I returned to Tahoe last Thursday & Friday (10/17 – 10/18). Thursday was my drive-up/semi-sedentary day when I just did some car touring and low impact meandering by foot. I do spend most of my time at sea level, so I need to be quasi-sensible. Usually I drive in on Highway 50 along the American River (South Fork), but I wanted a little change so I came in on Interstate 80 through Auburn & Truckee. I took the scenic route by getting off near Sugar Bowl, taking Old Highway 40 along Donner Lake. The first photo on this post was taken as I stood on the north shore of the lake. This view, and the drive to get here from the ski resort area made me vow to stay somewhere on the lakeshore sometime soon (summer or winter, I’m not particular). Donner Lake Village is a prime candidate.
After Donner Lake, I dropped in on Squaw Valley to see what kind of foliage they were sporting. I grabbed a cup of coffee at McStarbucks (I was desperate!) and tried a very quick hike up the Shirley Canyon trail, but didn’t find much color or water in the creek along the trail so I called it quits after less than half a mile. Besides, ski resorts without snow are a little depressing.
South of Alpine Meadows I drove along the Truckee River. There’s a bike path that I’ve since learned is part of a larger system of paths called the Tahoe-Pyramid Bikeway. This particular section stretches from Tahoe City to Truckee. I parked in a turnout and scrambled down an embankment to explore. It made me wish I’d had my bike with me, because I can’t imagine a more beautiful place to ride. Again, not much foliage color, but it’s hard to complain about a setting such as this.

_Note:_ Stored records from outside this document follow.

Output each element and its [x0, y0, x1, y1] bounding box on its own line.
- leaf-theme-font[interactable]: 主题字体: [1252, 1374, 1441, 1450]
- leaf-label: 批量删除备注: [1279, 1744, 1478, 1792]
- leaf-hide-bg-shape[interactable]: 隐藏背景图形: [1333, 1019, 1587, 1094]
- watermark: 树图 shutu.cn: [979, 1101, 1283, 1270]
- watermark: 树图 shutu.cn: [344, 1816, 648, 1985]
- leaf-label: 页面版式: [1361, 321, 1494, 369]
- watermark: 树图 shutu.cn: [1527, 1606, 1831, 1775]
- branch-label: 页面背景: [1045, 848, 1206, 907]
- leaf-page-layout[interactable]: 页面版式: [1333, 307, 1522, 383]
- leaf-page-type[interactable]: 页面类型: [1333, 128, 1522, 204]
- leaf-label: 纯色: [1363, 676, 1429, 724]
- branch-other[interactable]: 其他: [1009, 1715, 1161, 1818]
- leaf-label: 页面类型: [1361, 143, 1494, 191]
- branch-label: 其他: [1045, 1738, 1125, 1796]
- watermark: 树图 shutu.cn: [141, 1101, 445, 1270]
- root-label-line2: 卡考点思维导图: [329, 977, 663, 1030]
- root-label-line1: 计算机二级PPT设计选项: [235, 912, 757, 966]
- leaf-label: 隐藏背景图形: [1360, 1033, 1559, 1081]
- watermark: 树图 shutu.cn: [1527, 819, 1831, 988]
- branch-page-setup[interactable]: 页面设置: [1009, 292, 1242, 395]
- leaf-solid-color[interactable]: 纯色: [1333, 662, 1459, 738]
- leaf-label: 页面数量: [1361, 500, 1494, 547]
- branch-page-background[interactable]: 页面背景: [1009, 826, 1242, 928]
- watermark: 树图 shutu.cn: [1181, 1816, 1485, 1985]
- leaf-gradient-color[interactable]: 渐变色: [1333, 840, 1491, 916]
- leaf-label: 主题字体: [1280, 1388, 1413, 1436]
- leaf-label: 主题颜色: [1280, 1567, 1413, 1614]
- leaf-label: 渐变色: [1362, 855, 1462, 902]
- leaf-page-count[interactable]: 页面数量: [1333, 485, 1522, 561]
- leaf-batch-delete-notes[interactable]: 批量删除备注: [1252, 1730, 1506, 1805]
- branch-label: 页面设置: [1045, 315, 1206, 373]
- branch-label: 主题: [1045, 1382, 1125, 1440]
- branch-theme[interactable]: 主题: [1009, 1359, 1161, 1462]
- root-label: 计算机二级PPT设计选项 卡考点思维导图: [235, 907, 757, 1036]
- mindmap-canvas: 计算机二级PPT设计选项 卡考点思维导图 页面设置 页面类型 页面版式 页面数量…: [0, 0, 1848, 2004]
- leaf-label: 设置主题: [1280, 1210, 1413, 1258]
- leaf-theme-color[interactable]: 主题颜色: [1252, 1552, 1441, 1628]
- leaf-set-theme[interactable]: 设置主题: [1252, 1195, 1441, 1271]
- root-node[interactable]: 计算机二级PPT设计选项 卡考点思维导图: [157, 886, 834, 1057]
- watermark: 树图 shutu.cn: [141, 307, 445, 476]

With South Lake Tahoe as my ultimate destination, I chose to drive clockwise around the lake which means in Tahoe City, I continued towards Crystal Bay and Incline Village along highway 28. There were lots of aspens along the road, but most seemed to be planted on private property. I just drove past them and admired. I’m not about to stop for photos and feel like a voyeur or trespasser. Besides, I knew that I’d eventually come across some public trees.
On Friday, I made up for my evil sedentary ways by doing a hard climb up the Bay View Trail in Desolation Wilderness up to Middle Velma Lake. I started in the cold quiet of morning (probably low 40’s). With Bay View Campground closed and gated for the season, I parked along the road. For foliage, a better hike would probably have been the Mt. Tallac Trail further south, but I did find some aspens, mountain ash, pinedrops, and other sources of color, especially early during the hike. There was even some snow on the ground in a few spots from a recent flurry (not enough to really call it a storm).
Eventually, I reached the Pacific Crest Trail and Middle Velma Lake. Once there, I enjoyed my lunch and I must confess, a few puffs of a cigar, as I enjoyed the view and the stunning silence. The only sounds were birdcall, the breeze and an occasional trout breaching the water. It made the long hike worthwhile.